I also like it conceptually because it’s mostly known as kind of a hobbyist material like Sunday painters paint in watercolors. It’s not a serious medium, necessarily, even though it’s really difficult. Especially these large paintings are really hard to make. I feel a huge sense of accomplishment when I finish a large piece like that. It’s this process of drafts and studies and testing pigments.

When it’s successful, it’s a real high. It’s almost like I climbed a mountain or something. Also, watercolor is a lot of people’s first experience with art. Because of that, it has a tug-at-the-heartstrings quality. People can relate to it—they have experience with it they might not have with acrylic or oils. It’s been decades that I’ve been working with it, and I’m not done with it yet. 

48H Tell us a little about Irving Street Projects

KI In 2015, I started residency program in a storefront in the outer Sunset, way out west, close to the water. It was basically an experimental project space where I awarded the artists several months to flesh out ambitious projects. I really tried to give them freedom and support and gain new audiences and get them press where I could and host events. I tried to take all the good experiences I had had as an artist and put it together.

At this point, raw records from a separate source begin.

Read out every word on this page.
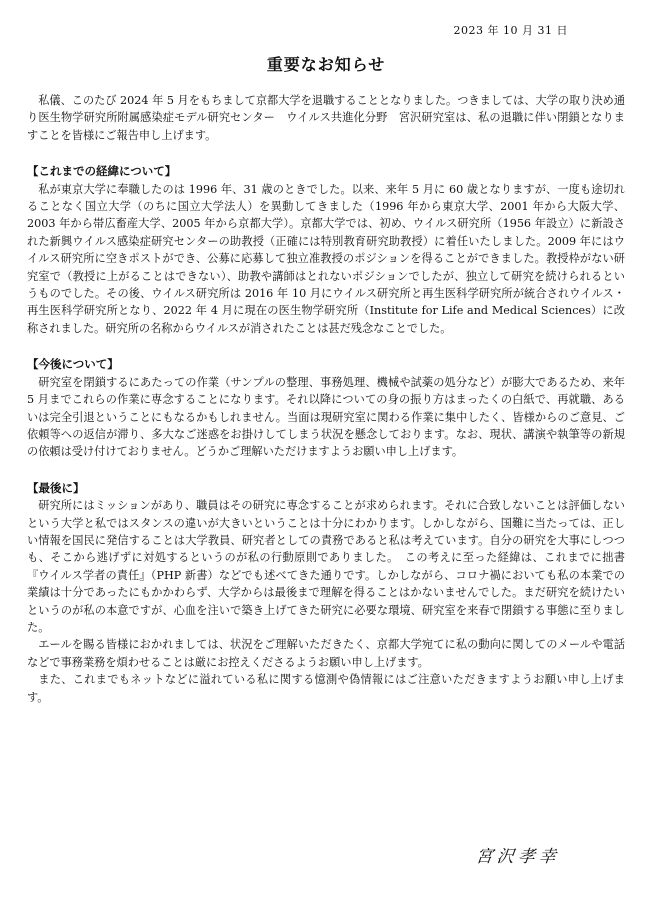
2023 年 10 月 31 日
重要なお知らせ

私儀、このたび 2024 年 5 月をもちまして京都大学を退職することとなりました。つきましては、大学の取り決め通り医生物学研究所附属感染症モデル研究センター　ウイルス共進化分野　宮沢研究室は、私の退職に伴い閉鎖となりますことを皆様にご報告申し上げます。

【これまでの経緯について】

私が東京大学に奉職したのは 1996 年、31 歳のときでした。以来、来年 5 月に 60 歳となりますが、一度も途切れることなく国立大学（のちに国立大学法人）を異動してきました（1996 年から東京大学、2001 年から大阪大学、2003 年から帯広畜産大学、2005 年から京都大学）。京都大学では、初め、ウイルス研究所（1956 年設立）に新設された新興ウイルス感染症研究センターの助教授（正確には特別教育研究助教授）に着任いたしました。2009 年にはウイルス研究所に空きポストができ、公募に応募して独立准教授のポジションを得ることができました。教授枠がない研究室で（教授に上がることはできない）、助教や講師はとれないポジションでしたが、独立して研究を続けられるというものでした。その後、ウイルス研究所は 2016 年 10 月にウイルス研究所と再生医科学研究所が統合されウイルス・再生医科学研究所となり、2022 年 4 月に現在の医生物学研究所（Institute for Life and Medical Sciences）に改称されました。研究所の名称からウイルスが消されたことは甚だ残念なことでした。

【今後について】

研究室を閉鎖するにあたっての作業（サンプルの整理、事務処理、機械や試薬の処分など）が膨大であるため、来年 5 月までこれらの作業に専念することになります。それ以降についての身の振り方はまったくの白紙で、再就職、あるいは完全引退ということにもなるかもしれません。当面は現研究室に関わる作業に集中したく、皆様からのご意見、ご依頼等への返信が滞り、多大なご迷惑をお掛けしてしまう状況を懸念しております。なお、現状、講演や執筆等の新規の依頼は受け付けておりません。どうかご理解いただけますようお願い申し上げます。

【最後に】

研究所にはミッションがあり、職員はその研究に専念することが求められます。それに合致しないことは評価しないという大学と私ではスタンスの違いが大きいということは十分にわかります。しかしながら、国難に当たっては、正しい情報を国民に発信することは大学教員、研究者としての責務であると私は考えています。自分の研究を大事にしつつも、そこから逃げずに対処するというのが私の行動原則でありました。　この考えに至った経緯は、これまでに拙書『ウイルス学者の責任』（PHP 新書）などでも述べてきた通りです。しかしながら、コロナ禍においても私の本業での業績は十分であったにもかかわらず、大学からは最後まで理解を得ることはかないませんでした。まだ研究を続けたいというのが私の本意ですが、心血を注いで築き上げてきた研究に必要な環境、研究室を来春で閉鎖する事態に至りました。

エールを賜る皆様におかれましては、状況をご理解いただきたく、京都大学宛てに私の動向に関してのメールや電話などで事務業務を煩わせることは厳にお控えくださるようお願い申し上げます。

また、これまでもネットなどに溢れている私に関する憶測や偽情報にはご注意いただきますようお願い申し上げます。

宮沢孝幸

Things are hard in the art world now in San Francisco, but they also felt hard in 2015. I especially felt like women artists weren’t getting the opportunities they should, so I focused on making the best opportunities I could for people to flesh out their ideas and work in an ambitious way in a relaxed and lovely environment out by the ocean. It kind of became organically this testing ground for projects that were shown at bigger institutions.

Leah Rosenburg was recently at SFMOMA. Cathy Lu has done incredible things. She did her Peach Garden at Irving Street Projects and that got her thinking about concept of gardens. Those things make me so happy that I contributed in some small way to these projects that ended up being seen by so many people and meaningful to so many people.